Concepto de monumento

Monumento deriva etimológicamente del latín “monumentum”, y significa evocar o rememorar, mediante una obra material.

Es una estructura que recuerda a algún personaje, un acontecimiento histórico o un hecho relevante. En la antigüedad, solo designaba los sepulcros o sarcófagos. Las pirámides egipcias son monumentos colosales que eran tumbas faraónicas. En el Imperio Romano eran solo estatuas u obeliscos que se dedicaban a emperadores y sus cortes, y no a hechos históricos.

Con el renacimiento se comenzó a nombrar como monumentos los testimonios del pasado griego y romano, que era función de los renacentistas volver a colocar en un lugar primordial, bajo sus formas, dando al concepto de monumento una dimensión histórica. En el siglo XVIII ya no solo la historia es valorada como monumento sino también las manifestaciones artísticas.

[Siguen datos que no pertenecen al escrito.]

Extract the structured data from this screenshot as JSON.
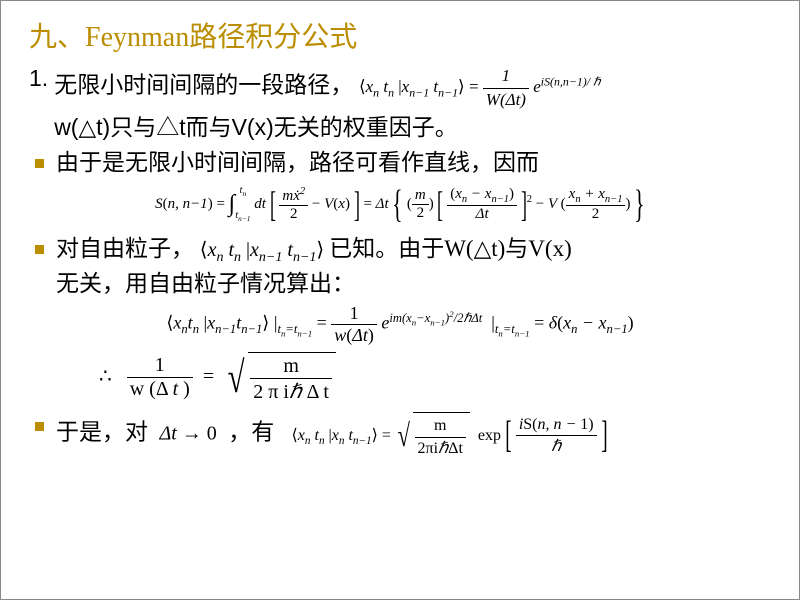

Actualmente, los monumentos son obras públicas, declaradas monumentos históricos por ley, y por lo tanto protegidos por el Estado que hacen al patrimonio cultural de la Nación a la que representan, simbolizados por cualquier manifestación documental con importancia sociocultural.

No solo se alude acontecimientos históricos trascendentes sino que también hay monumentos naturales (por ejemplo el “Monumento Bosques Petrificados”, en los bosques patagónicos argentinos); técnicos (por ejemplo el viaducto ferroviario “Cinco Canales” que atraviesa el arroyo Struha) o de interés científico (como el monumento “Moisés Bertoni” en Paraguay en las orillas del Paraná en homenaje a ese científico, que son 199 hectáreas, con 10 salas de museo).

También se llama monumento al altar erigido en las iglesias el Jueves Santo, donde se coloca una arquita, semejando un sepulcro con una hostia consagrada.